The demands placed on businesses to get a breach response right are more intense than ever, as is the scrutiny when a response is perceived as mismanaged.

Because of the high pressure to get it right, a customer-centric approach to preparation is paramount. If you fail your customers, one in four may leave, according to a study from Javelin Research & Strategy. So financial institutions cannot rest upon past great customer service and relationships with clients in the event of a data breach.

When a breach is discovered, what to do? Companies that keep the focus on customers before, during and after a data breach fare far better than those that do not.

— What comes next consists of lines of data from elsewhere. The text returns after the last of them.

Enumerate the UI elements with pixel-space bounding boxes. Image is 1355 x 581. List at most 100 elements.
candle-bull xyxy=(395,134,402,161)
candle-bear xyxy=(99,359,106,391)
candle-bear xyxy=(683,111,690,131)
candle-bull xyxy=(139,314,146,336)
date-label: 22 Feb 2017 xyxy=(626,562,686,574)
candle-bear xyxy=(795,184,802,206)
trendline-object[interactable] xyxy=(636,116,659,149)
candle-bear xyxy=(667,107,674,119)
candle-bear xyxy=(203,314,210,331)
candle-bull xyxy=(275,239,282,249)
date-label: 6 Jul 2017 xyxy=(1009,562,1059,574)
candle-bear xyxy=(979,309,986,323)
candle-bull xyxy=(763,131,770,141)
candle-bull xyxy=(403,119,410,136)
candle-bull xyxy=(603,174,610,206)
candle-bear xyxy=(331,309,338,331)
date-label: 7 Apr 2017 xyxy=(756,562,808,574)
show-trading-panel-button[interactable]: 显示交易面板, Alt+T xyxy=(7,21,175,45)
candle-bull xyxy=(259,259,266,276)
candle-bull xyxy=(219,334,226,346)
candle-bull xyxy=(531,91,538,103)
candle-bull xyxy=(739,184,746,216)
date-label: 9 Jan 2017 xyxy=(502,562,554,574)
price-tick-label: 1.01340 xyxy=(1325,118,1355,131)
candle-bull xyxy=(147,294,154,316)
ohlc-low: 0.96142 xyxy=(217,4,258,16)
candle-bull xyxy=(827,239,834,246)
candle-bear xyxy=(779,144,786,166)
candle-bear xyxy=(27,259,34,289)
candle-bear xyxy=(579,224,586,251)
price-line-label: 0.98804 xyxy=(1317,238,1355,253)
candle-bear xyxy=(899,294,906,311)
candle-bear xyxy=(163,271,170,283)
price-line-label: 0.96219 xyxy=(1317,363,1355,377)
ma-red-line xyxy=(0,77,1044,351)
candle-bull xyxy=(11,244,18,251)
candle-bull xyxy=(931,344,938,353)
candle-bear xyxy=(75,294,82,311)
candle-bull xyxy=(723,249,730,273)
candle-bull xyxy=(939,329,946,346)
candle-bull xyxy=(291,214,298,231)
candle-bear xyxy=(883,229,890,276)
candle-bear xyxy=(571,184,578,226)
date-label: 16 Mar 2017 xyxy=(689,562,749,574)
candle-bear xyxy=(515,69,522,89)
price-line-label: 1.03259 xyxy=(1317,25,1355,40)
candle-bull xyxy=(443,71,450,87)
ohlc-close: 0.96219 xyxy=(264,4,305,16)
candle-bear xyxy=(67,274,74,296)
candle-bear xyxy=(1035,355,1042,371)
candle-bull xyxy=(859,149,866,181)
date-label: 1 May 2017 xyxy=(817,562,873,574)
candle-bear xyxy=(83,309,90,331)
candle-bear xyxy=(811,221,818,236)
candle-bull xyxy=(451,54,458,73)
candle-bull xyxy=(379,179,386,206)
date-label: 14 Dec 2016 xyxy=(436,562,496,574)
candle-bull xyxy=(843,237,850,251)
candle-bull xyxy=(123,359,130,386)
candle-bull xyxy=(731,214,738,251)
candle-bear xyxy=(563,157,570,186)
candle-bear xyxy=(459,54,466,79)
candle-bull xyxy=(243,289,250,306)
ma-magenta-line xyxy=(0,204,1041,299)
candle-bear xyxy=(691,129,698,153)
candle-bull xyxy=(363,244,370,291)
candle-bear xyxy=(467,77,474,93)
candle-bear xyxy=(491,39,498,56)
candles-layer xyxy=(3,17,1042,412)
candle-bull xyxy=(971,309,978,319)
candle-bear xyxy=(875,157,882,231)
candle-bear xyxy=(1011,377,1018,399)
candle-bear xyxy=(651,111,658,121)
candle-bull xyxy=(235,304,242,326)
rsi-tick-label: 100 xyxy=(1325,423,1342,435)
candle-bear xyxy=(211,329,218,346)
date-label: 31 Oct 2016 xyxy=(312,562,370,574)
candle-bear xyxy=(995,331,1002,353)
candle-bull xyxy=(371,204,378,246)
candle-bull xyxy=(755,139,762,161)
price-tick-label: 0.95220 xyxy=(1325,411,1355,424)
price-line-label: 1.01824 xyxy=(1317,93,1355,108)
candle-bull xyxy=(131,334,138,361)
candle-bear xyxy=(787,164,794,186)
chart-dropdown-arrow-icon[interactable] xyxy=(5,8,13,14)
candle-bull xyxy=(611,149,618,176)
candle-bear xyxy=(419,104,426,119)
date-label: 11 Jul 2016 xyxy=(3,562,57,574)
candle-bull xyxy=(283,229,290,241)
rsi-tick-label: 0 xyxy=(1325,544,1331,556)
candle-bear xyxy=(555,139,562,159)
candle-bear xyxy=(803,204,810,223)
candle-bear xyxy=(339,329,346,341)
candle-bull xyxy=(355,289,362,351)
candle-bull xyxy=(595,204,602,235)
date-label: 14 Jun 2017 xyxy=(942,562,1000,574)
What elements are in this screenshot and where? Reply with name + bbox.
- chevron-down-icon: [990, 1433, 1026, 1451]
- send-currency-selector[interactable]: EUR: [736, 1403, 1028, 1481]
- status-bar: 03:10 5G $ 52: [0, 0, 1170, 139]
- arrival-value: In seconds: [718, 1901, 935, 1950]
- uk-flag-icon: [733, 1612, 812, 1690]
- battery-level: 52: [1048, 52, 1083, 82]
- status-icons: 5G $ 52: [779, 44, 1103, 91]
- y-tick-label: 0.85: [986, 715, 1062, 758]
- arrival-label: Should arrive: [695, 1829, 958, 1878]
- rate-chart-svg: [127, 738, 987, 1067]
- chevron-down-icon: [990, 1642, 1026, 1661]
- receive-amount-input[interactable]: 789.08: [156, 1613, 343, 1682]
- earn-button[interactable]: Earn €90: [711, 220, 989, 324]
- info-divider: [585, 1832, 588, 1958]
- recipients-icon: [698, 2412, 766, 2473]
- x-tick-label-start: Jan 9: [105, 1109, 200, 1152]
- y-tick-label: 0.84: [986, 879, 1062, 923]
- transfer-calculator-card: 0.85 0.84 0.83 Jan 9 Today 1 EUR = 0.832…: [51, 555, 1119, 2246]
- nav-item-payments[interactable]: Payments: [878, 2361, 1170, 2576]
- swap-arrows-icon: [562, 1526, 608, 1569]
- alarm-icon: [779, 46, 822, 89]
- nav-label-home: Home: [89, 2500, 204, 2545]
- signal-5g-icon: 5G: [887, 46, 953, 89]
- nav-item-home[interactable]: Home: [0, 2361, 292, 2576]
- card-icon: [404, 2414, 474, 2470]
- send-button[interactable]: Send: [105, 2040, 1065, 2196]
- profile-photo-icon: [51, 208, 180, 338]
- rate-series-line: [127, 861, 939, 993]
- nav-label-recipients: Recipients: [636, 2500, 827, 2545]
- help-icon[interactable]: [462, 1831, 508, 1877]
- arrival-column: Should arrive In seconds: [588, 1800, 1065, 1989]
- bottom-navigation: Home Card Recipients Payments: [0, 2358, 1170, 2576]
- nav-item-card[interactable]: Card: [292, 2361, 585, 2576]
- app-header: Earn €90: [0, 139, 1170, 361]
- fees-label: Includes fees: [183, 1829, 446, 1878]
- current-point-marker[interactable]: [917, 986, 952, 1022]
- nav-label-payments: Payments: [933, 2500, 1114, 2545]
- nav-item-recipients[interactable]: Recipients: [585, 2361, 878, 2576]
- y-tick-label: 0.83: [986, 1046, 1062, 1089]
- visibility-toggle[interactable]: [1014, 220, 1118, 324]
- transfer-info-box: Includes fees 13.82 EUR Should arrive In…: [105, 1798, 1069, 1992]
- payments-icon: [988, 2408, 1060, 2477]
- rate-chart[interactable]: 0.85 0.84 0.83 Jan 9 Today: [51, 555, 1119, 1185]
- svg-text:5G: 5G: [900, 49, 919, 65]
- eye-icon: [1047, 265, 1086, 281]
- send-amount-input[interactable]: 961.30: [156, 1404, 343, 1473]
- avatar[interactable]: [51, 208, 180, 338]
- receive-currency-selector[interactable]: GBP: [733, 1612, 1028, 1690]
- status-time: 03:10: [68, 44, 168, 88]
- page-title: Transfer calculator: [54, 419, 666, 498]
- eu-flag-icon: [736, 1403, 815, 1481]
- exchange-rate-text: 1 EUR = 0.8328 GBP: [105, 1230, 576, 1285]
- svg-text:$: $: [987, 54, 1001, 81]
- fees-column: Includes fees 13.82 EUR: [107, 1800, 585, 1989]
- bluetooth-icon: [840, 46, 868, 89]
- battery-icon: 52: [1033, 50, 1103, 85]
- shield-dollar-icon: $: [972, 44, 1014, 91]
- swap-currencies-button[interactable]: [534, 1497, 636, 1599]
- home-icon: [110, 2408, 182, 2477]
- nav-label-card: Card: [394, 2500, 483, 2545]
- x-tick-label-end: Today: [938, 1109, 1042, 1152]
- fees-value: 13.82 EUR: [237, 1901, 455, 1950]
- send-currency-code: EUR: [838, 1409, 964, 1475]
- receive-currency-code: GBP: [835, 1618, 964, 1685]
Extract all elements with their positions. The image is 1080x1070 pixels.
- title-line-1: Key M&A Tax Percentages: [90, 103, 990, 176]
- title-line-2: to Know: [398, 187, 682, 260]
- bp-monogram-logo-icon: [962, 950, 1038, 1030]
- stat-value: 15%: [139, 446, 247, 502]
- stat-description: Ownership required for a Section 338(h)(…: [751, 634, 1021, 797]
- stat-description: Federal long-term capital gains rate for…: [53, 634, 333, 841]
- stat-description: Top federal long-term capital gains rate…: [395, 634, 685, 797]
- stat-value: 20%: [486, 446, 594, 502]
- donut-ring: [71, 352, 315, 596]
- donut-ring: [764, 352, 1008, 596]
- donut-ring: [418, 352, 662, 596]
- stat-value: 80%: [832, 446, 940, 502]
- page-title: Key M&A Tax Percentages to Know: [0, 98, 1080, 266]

Minimize Brand Damage: With customers at the forefront of any response, it is likely that both the institution and your brand will survive long-term. Granted, that doesn’t mean an institution won’t encounter a few negative headlines from the outset. But if the response is bungled, the damage will be far greater. Unhappy customers may speak out on social media. Some may leave. And the breach could tarnish your image for years to come and ultimately can affect your bottom line.

Plan in Advance: To successfully manage a breach with a customer focus, companies must first have a plan in place. The plan should incorporate elements of crisis and or incident management such as likely breach scenarios, key decision makers, and key partners who will assist in the response. This will help diminish delays and costly mistakes during the response, and facilitate a return to normal business operations more quickly. Now that we have witnessed multiple destructive cyberattacks against U.S. companies, it’s clear that having an incident response plan in place is no longer optional. A recent blog post discussed the need for preparation in advance of a breach.

Questions to consider when preparing for a breach response operation:

  • When and how will customers be notified?
  • How will we answer customer questions?
  • Do we have the customer service capacity to manage the calls we receive from angered or fearful customers? Will we be able to train them to address customers’ concerns and alleviate their fear?
  • What identity protection will we offer?
  • How will we make things right if a customer is negatively harmed?

Quality Customer Support During a Breach: As breaches increase in scale and complexity—and 2014 was a watershed year for that as well—consumers have seen a lot of breaches, but still may react in anger or fear. Their first stop for information is the hotline and webpage you publish. Clear, consistent communication and messaging is key in restoring customer confidence. Scripts and Q&As must be available to trained, expert call center partners immediately. Responsible and knowledgeable front-line employees can do much to diffuse the situation and lessen customer anxiety.

And make it easy for your customers to have access to the most important protection – identity repair. The 2015 Javelin Strategy & Research Identity Fraud Study found the link between data breaches and identity fraud has increased. In 2014, 12.7 million consumers lost $16 billion to fraud—and two-thirds of them had received a data breach notification within the same year.

As McKinsey & Company says, “Much of the damage results from an inadequate response to a breach rather than the breach itself.”

Put yourself in the customers’ shoes: They have trusted you with their most valuable information – their identity. Whether you keep their trust depends, in part, on how they rate your performance in the face of a crisis.